Key Vital Sign Indicator Results
  • The analysis of progress toward the 2020 target is pending until new data are made available.
  • Based on U.S. Census data from 2000 to 2010, the Puget Sound basin-wide population growth occurring within UGAs was 83 percent.
  • For counties, this indicator ranged from 28-101 percent.
  • For future analyses of progress, the value derived from the 2000 to 2010 census data will be used as a baseline reference for basin-wide and county-scale population growth distribution.
Methods
Monitoring Program

Washington State Department of Fish and Wildlife, Habitat Program

Data Source

U.S. Census Data

Washington State Department of Fish and Wildlife

This indicator tracks the proportion of population growth occurring within UGAs. Population growth is used as a surrogate for development activity in the region. Ten-year U.S. Census data are used for this indicator and the analysis will be updated when census data are next available in 2020. In order to generate intermediate measures of population growth distribution and assess progress toward the target, the less precise U.S. Census American Community Survey will be used.

Critical Definitions
Interpretation of Results

Washington population data, based on 2010 U.S. Census data, was used for the baseline analysis of population growth distribution for UGAs and rural areas between 2000 and 2010 (Table 1). Basin-wide, 83 percent of new population growth from 2000 to 2010 occurred within UGAs. For individual counties, the proportion of growth occurring within UGAs ranged from a low of 28 percent for Mason and Jefferson counties to highs of 92 percent and 101 percent for Snohomish and King counties, respectively.
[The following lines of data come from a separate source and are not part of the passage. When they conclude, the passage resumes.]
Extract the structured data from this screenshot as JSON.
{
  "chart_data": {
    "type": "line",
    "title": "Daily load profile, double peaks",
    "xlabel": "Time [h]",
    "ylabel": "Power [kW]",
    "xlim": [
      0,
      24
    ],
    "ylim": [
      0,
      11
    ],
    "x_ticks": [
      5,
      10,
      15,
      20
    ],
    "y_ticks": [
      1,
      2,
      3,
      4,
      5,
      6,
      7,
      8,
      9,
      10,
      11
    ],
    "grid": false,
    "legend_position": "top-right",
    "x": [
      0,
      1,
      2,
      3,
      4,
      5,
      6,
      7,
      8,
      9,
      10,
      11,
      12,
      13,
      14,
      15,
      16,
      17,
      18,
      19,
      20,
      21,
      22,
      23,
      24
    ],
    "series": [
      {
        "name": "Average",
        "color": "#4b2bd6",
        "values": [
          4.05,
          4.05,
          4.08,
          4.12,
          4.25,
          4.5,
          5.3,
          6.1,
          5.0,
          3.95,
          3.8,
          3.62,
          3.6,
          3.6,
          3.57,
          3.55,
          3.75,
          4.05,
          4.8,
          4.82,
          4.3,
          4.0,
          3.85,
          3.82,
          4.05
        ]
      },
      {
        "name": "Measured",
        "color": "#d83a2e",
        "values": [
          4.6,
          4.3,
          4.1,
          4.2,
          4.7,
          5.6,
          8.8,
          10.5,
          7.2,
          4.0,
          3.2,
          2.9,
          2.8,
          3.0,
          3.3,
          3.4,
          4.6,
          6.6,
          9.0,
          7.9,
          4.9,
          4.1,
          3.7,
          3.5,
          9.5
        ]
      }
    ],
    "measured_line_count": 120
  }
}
Data are not currently available to complete a trend analysis of population distribution patterns over the past 10 years. However, the Washington State Department of Commerce has been collecting data on the distribution of permits for new development and a preliminary analysis suggests that growth is increasingly occurring within UGAs. For five central Puget Sound counties, the proportion of permits for new development within UGAs increased at an average rate of 0.85 percent per year from 2003 to 2010. Carried out over 10 years, these permit data suggest an almost 10 percent increase in the proportion of growth going into UGAs in central Puget Sound. While permit activity does not correlate exactly to population increase, these reports provide an indication of progress (in a five-county area) toward the 2020 recovery goal of an increasing proportion of population growth with UGAs.

Table 1. Number of people within and outside Urban Growth Areas (UGAs) by county and basin-wide.
County 2010 Population Total New Population in 2000-2010 Percent of Total Population within UGA in 2010 Percent of New Growth Occurring within UGA in 2000-2010
Clallam 64,262 7,546 50.0% 47%
Island 78,506 7,878 30.9% 40%
Jefferson 28,605 3,532 41.4% 28%
King 1,931,249 195,569 93.6% 101%*
Kitsap 251,133 20,418 62.1% 65%
Mason 60,699 13,931 27.1% 28%
Pierce 795,225 95,538 82.5% 85%
San Juan 15,769 1,986 21.6% 37%
Skagit 116,901 14,608 67.6% 83%
Snohomish 713,335 107,775 83.0% 92%
Thurston 252,264 76,584 67.6% 50%
Whatcom 201,140 35,034 67.4% 78%
Basin-wide 4,509,088 580,399 81.7% 83%
* This number reflects new growth occurring within UGAs and migration of some existing population into UGAs.

 

County comprehensive plans designate UGAs for high-density urbanization with the intent to guide as much growth as possible to these areas to support regional and local economies, meet residence needs for a growing population, and be concurrent with infrastructure availability. This indicator therefore provides a measure of the effectiveness of land use policies and programs. It also measures the effectiveness of development practices in directing new development activities within existing urbanized areas and reducing land development pressures on rural and resource lands outside of urbanized areas.